According to the “Formulation/Process” part of the draft, once the Board of Finance receives the merged CIP from the finance director, that panel “may reduce a capital asset/project cost and scope; it may transfer capital asset/project between CIP years, and it may eliminate a capital asset/project.”

That language is similar to the existing policy. But Mr Rosenthal and Mr Tait suggested addressing a situation where finance board members may want to add a capital asset/project. Such action in the proposed policy would require “five affirmative votes,” or a super majority of the six-member board.

The Board of Finance is also expected to prioritize, within each CIP year, any recommended capital assets/projects.

The draft policy, similar to the current one, permits the 12-member Legislative Council to accept the finance board referral in its entirety, or the council “may reduce a capital asset/project cost and scope; it may transfer capital asset/project between CIP years, and it may eliminate a capital asset/project.”

In the event members of the council wish to add a capital asset/project, they would be required to muster nine affirmative votes to get it on the CIP. Once finalized, the council will then prioritize, within each CIP year, the capital assets/projects before adopting the plan and determining which capital assets/projects in the first CIP year go to referendum in April.

That determination must be completed annually by January 31.

The Thought Process

Explaining the thought process behind those proposed changes, Mr Rosenthal said there could be future situations where a board of selectmen did not want to allow for a project. The super majority inclusions would help ensure special interests motivated to see their project on the plan could not easily lobby finance or council officials with similar interests, or those of a certain political party, to add it.
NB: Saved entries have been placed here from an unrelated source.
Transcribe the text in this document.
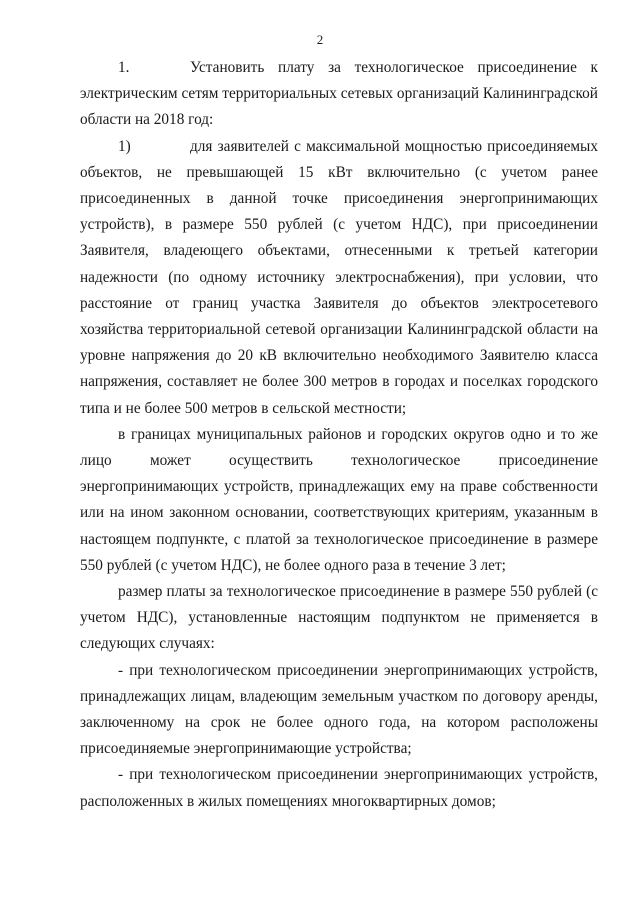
2

1.	Установить плату за технологическое присоединение к электрическим сетям территориальных сетевых организаций Калининградской области на 2018 год:

1)	для заявителей с максимальной мощностью присоединяемых объектов, не превышающей 15 кВт включительно (с учетом ранее присоединенных в данной точке присоединения энергопринимающих устройств), в размере 550 рублей (с учетом НДС), при присоединении Заявителя, владеющего объектами, отнесенными к третьей категории надежности (по одному источнику электроснабжения), при условии, что расстояние от границ участка Заявителя до объектов электросетевого хозяйства территориальной сетевой организации Калининградской области на уровне напряжения до 20 кВ включительно необходимого Заявителю класса напряжения, составляет не более 300 метров в городах и поселках городского типа и не более 500 метров в сельской местности;

в границах муниципальных районов и городских округов одно и то же лицо может осуществить технологическое присоединение энергопринимающих устройств, принадлежащих ему на праве собственности или на ином законном основании, соответствующих критериям, указанным в настоящем подпункте, с платой за технологическое присоединение в размере 550 рублей (с учетом НДС), не более одного раза в течение 3 лет;

размер платы за технологическое присоединение в размере 550 рублей (с учетом НДС), установленные настоящим подпунктом не применяется в следующих случаях:

- при технологическом присоединении энергопринимающих устройств, принадлежащих лицам, владеющим земельным участком по договору аренды, заключенному на срок не более одного года, на котором расположены присоединяемые энергопринимающие устройства;

- при технологическом присоединении энергопринимающих устройств, расположенных в жилых помещениях многоквартирных домов;
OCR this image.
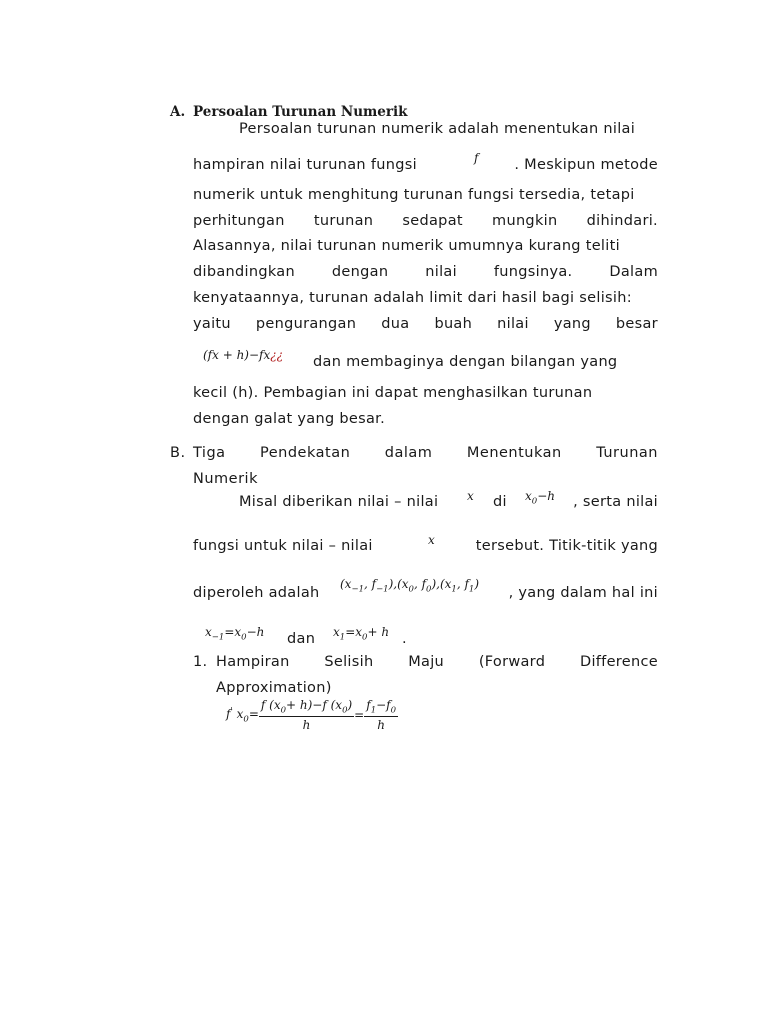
A. Persoalan Turunan Numerik
Persoalan turunan numerik adalah menentukan nilai
f
hampiran nilai turunan fungsi	. Meskipun metode
numerik untuk menghitung turunan fungsi tersedia, tetapi
perhitungan turunan sedapat mungkin dihindari.
Alasannya, nilai turunan numerik umumnya kurang teliti
dibandingkan	dengan	nilai	fungsinya.	Dalam
kenyataannya, turunan adalah limit dari hasil bagi selisih:
yaitu pengurangan dua buah nilai yang besar
(fx + h)−fx¿¿ dan membaginya dengan bilangan yang
kecil (h). Pembagian ini dapat menghasilkan turunan
dengan galat yang besar.
B. Tiga Pendekatan dalam Menentukan Turunan
Numerik
Misal diberikan nilai – nilai x di $x_0-h$	, serta nilai
fungsi untuk nilai – nilai	x	tersebut. Titik-titik yang
diperoleh adalah
($x_{-1}$, $f_{-1}),(x_0$, $f_0),(x_1$, $f_1$)
, yang dalam hal ini
$x_{-1}=x_0-h$ dan $x_1=x_0+ h$ .
1. Hampiran Selisih Maju (Forward Difference
Approximation)
f' $x_0= \frac{f (x_0+ h)-f (x_0)}{h} = \frac{f_1-f_0}{h}$
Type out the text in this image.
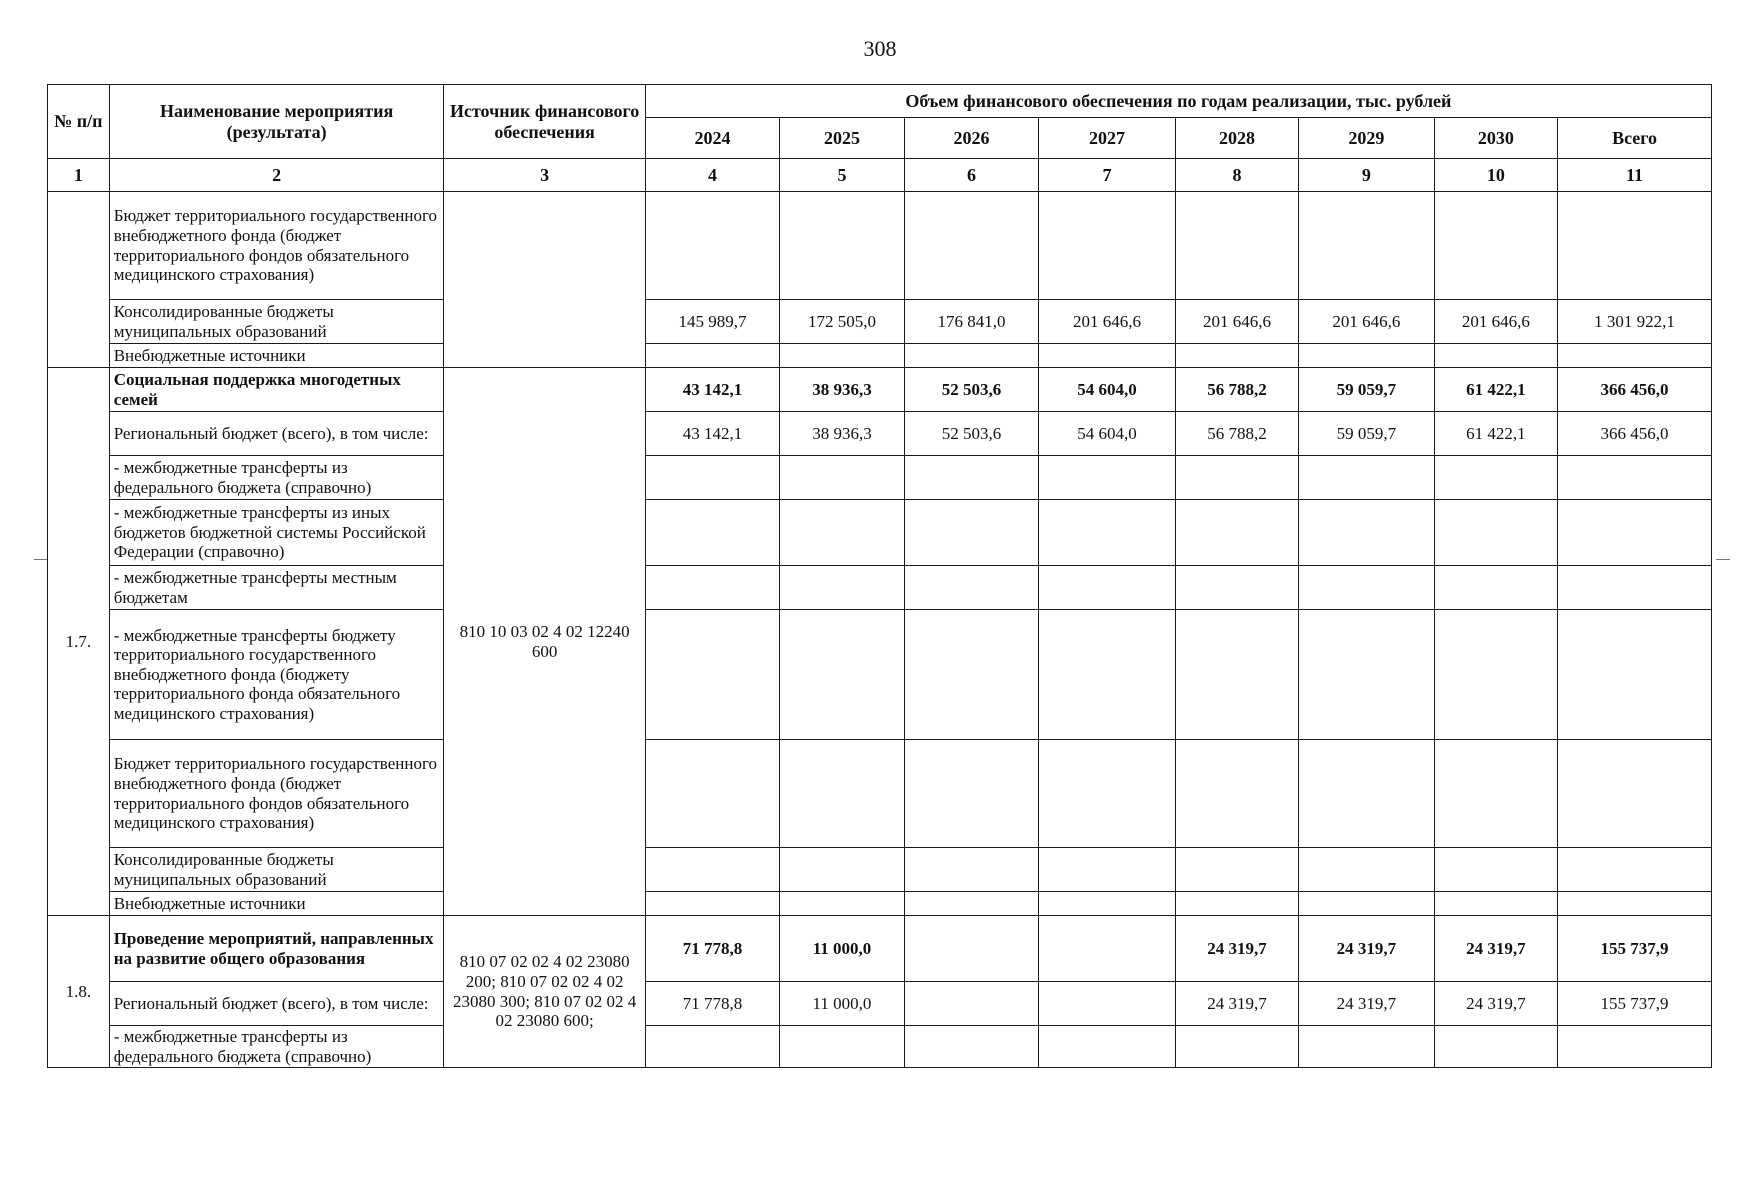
308
№ п/п	Наименование мероприятия (результата)	Источник финансового обеспечения	Объем финансового обеспечения по годам реализации, тыс. рублей							
			2024	2025	2026	2027	2028	2029	2030	Всего
1	2	3	4	5	6	7	8	9	10	11
	Бюджет территориального государственного внебюджетного фонда (бюджет территориального фондов обязательного медицинского страхования)									
	Консолидированные бюджеты муниципальных образований		145 989,7	172 505,0	176 841,0	201 646,6	201 646,6	201 646,6	201 646,6	1 301 922,1
	Внебюджетные источники									
1.7.	Социальная поддержка многодетных семей	810 10 03 02 4 02 12240 600	43 142,1	38 936,3	52 503,6	54 604,0	56 788,2	59 059,7	61 422,1	366 456,0
	Региональный бюджет (всего), в том числе:		43 142,1	38 936,3	52 503,6	54 604,0	56 788,2	59 059,7	61 422,1	366 456,0
	- межбюджетные трансферты из федерального бюджета (справочно)									
	- межбюджетные трансферты из иных бюджетов бюджетной системы Российской Федерации (справочно)									
	- межбюджетные трансферты местным бюджетам									
	- межбюджетные трансферты бюджету территориального государственного внебюджетного фонда (бюджету территориального фонда обязательного медицинского страхования)									
	Бюджет территориального государственного внебюджетного фонда (бюджет территориального фондов обязательного медицинского страхования)									
	Консолидированные бюджеты муниципальных образований									
	Внебюджетные источники									
1.8.	Проведение мероприятий, направленных на развитие общего образования	810 07 02 02 4 02 23080 200; 810 07 02 02 4 02 23080 300; 810 07 02 02 4 02 23080 600;	71 778,8	11 000,0			24 319,7	24 319,7	24 319,7	155 737,9
	Региональный бюджет (всего), в том числе:		71 778,8	11 000,0			24 319,7	24 319,7	24 319,7	155 737,9
	- межбюджетные трансферты из федерального бюджета (справочно)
“Policies aren’t for the here and now,” Mr Rosenthal said. “But you could see [situations where] projects are added or cut — so you want to see a standard.”

The first selectman hypothetically described a situation where the BOS did not support something like a critical roof replacement. “You needed a means for other leading boards to add it,” he said.

Mr Rosenthal additionally pointed out that, ultimately, it is the position of the First Selectman to place all bond appropriation authorizations into process through the board of selectmen, so even a project that is added into a CIP by a super majority vote could be stymied if it is never put on an agenda for selectmens’ approval.

Finance board member Steve Hinden said most of the changes to the proposed CIP Policy amounted to “process improvements, except changes in the votes.”

Mr Hinden said when he looks at how local boards work together, it is supposed to be a collaborative process.

But regarding the super majority “hurdles,” he countered, “If this is applied to CIP, it could apply to a budget. Asking five of six [finance members’ approval to add projects] instead of four out of six is troublesome.”

Finance member Mark Boland concurred.

“I think the hurdle is impossibly high,” he said of the two super majority criteria, and adding “the Board of Finance has little authority, and it seems you want to lessen that.”

Mr Hinden also pointed out that even if the finance board achieves the votes to make a CIP addition, that line item must still get nine of 12 council votes or it ends up being dropped from the CIP regardless.

Mr Alexander also noted that if a proposed addition was to be initiated at the council level — and achieved the necessary votes — it would be included for passage without the finance board getting an opportunity to deliberate that inclusion.

In closing discussion for the evening, Ms Roussas requested members note any suggested modifications so she could present them to Mr Gaston ahead of the next meeting on the policy.